When they arrived home, the huge extended family and most of the people on the block showed up for a party. More and more merrymakers arrived, with the former POW calmly sipping beer in the living room and everyone trying to avoid mentioning the war. Then, complications arose in the kitchen, where the Mastrangelo mother was cooking a roast that suddenly began billowing clouds of smoke.

Mr. Mastrangelo went on to write that his mother called the fire department and that "her message to them became an often-repeated family gem: 'Please, my son just got home from a German prison camp and he has to be kept from becoming excited.

" 'But there is a small fire in the oven, and I wonder if you could send one small engine. Don't make any noise and come in the back way.' "

The column went on to report that "[t]he locals responded with everything they had. Police cars blocked off the ends of the street, firemen tore around unwinding hoses, the street filled up with curious onlookers. Firemen came running into the house while family and relatives were running out."

Mr. Mastrangelo said his brother remained in the living room, sipping his beer, but later told our columnist that "he was delighted to report back to Fort Bragg and the quietness of an Army barracks."

Joseph Mastrangelo's wartime service began Dec. 8, 1941, the day after Pearl Harbor, when he enlisted in the Merchant Marine. After the Germans torpedoed his first ship, off the coast of Cuba, he transferred to the Navy, taking part in submarine combat patrols in the Pacific during the remainder of the war.

He attended the Art Students League in New York, then was an editorial artist for a fistful of New York newspapers. These included the New York Star, PM, the New York Post, the New York Herald Tribune and the New York Times. He also did artwork for the Tex McCrary television show and inked Walt Kelly's pencil drawings for the Sunday "Pogo" comic strip.

Mr. Mastrangelo had one story he used both to illustrate the duties of an editorial artist and the then-heated rivalry for circulation and prestige between the Herald Tribune and the Times.

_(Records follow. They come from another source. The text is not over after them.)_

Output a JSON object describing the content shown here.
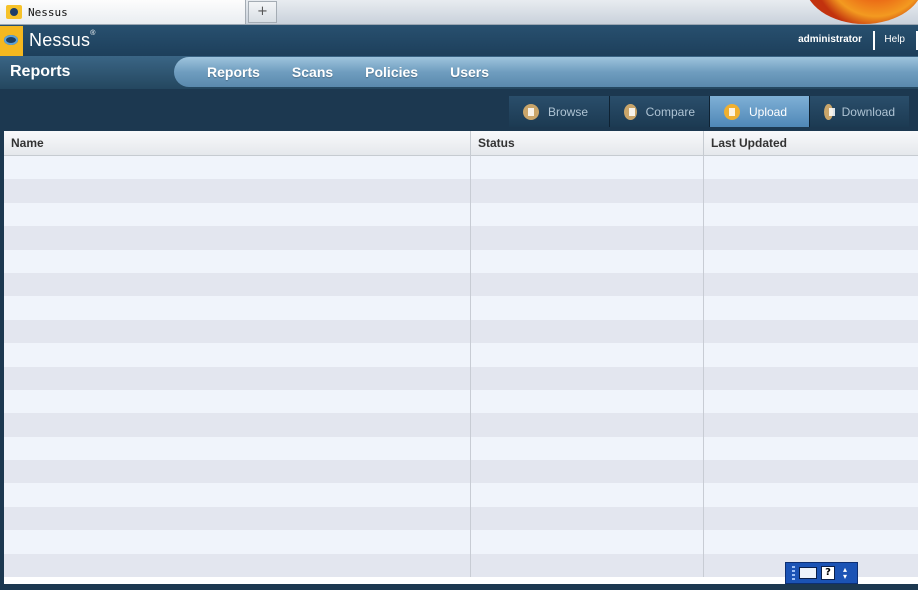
{
  "browser": {
    "tab_title": "Nessus",
    "new_tab_symbol": "+"
  },
  "header": {
    "logo_text": "Nessus",
    "logo_mark": "®",
    "user": "administrator",
    "help": "Help"
  },
  "section": {
    "title": "Reports"
  },
  "nav": {
    "items": [
      {
        "label": "Reports"
      },
      {
        "label": "Scans"
      },
      {
        "label": "Policies"
      },
      {
        "label": "Users"
      }
    ]
  },
  "toolbar": {
    "buttons": [
      {
        "label": "Browse",
        "icon": "browse-icon",
        "active": false
      },
      {
        "label": "Compare",
        "icon": "compare-icon",
        "active": false
      },
      {
        "label": "Upload",
        "icon": "upload-icon",
        "active": true
      },
      {
        "label": "Download",
        "icon": "download-icon",
        "active": false
      }
    ]
  },
  "table": {
    "columns": [
      "Name",
      "Status",
      "Last Updated"
    ],
    "rows": []
  },
  "ime": {
    "help_symbol": "?"
  },
  "colors": {
    "app_background": "#1c3850",
    "nav_pill": "#6f9dbf",
    "active_button": "#4f87b6",
    "row_odd": "#f0f4fb",
    "row_even": "#e3e6ef"
  }
}
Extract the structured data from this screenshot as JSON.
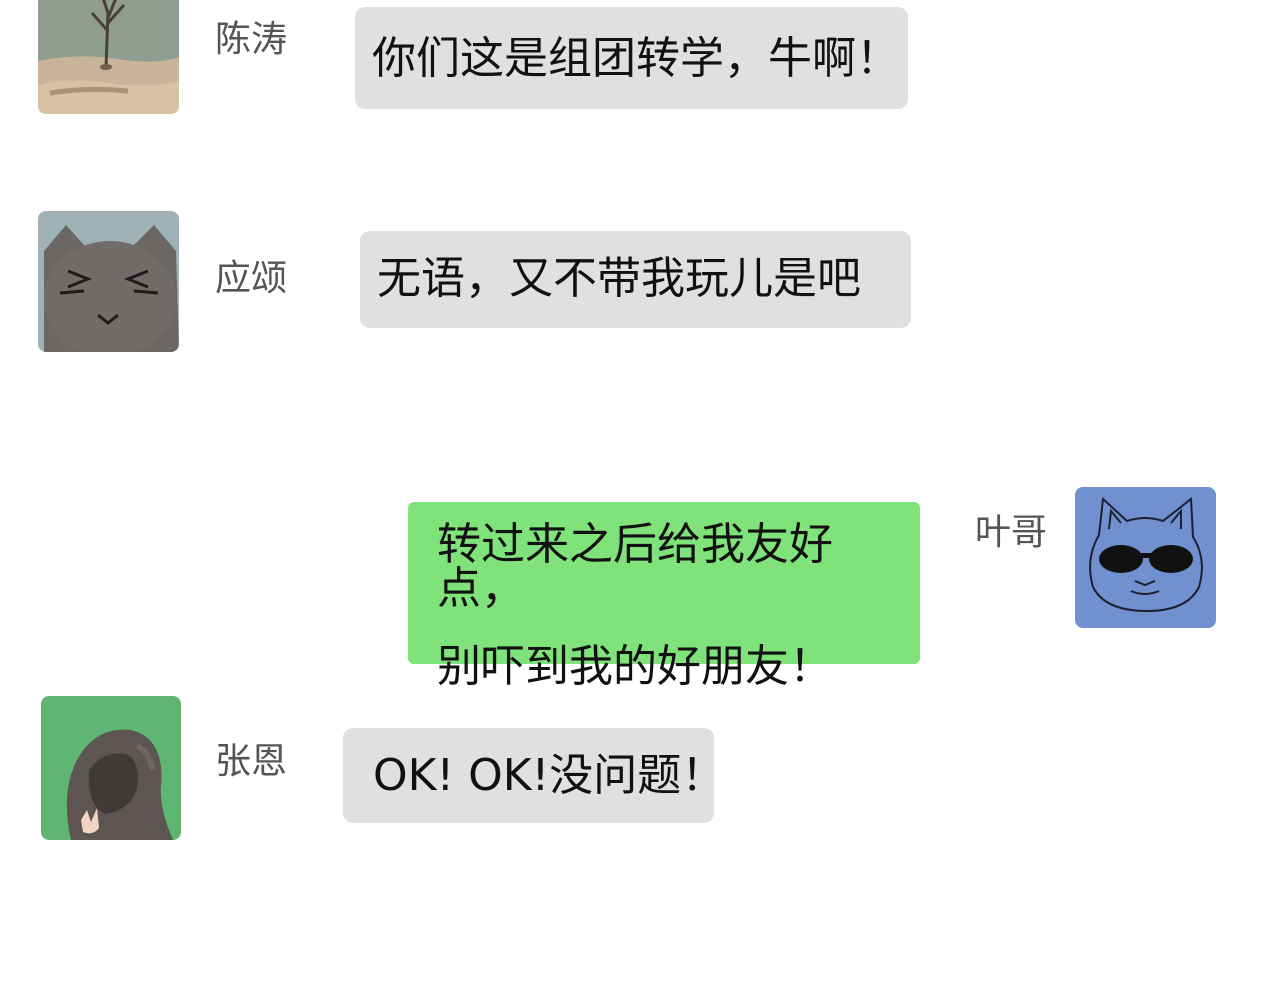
{
  "colors": {
    "other_bubble": "#e0e0e0",
    "self_bubble": "#80e27a",
    "name_text": "#555555",
    "message_text": "#111111"
  },
  "messages": [
    {
      "sender": "陈涛",
      "avatar_icon": "tree-landscape-avatar-icon",
      "side": "left",
      "text": "你们这是组团转学，牛啊！"
    },
    {
      "sender": "应颂",
      "avatar_icon": "grumpy-gray-cat-avatar-icon",
      "side": "left",
      "text": "无语，又不带我玩儿是吧"
    },
    {
      "sender": "叶哥",
      "avatar_icon": "sunglasses-cat-avatar-icon",
      "side": "right",
      "lines": [
        "转过来之后给我友好点，",
        "别吓到我的好朋友！"
      ]
    },
    {
      "sender": "张恩",
      "avatar_icon": "hooded-person-avatar-icon",
      "side": "left",
      "text": "OK! OK!没问题！"
    }
  ]
}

He said he was retouching photos at the Herald Tribune one night when a glamorous picture of Britain's Princess Margaret arrived on the desk, showing a surprising amount of cleavage for a conservative "family" paper of the day. A debate erupted: With sensitive readers in mind, should the cleavage be "eliminated" by art department magic? Or, in the interest of "truth," should the picture run as is?

Mr. Mastrangelo reported that in the first editions, the Herald Trib showed the cleavage, the Times inked it out. After another huddle, the second Herald Trib edition also inked out the offending cleavage--but the Times also had a change of heart and this time showed the picture untouched. By the third edition, both papers had killed the picture.

Mr. Mastrangelo's wife, Mary S., whom he married in 1949, died in 1997.

Survivors include two daughters, Susan Mastrangelo of New York and Ann Mastrangelo of Boston; two sisters; a brother; and two grandchildren.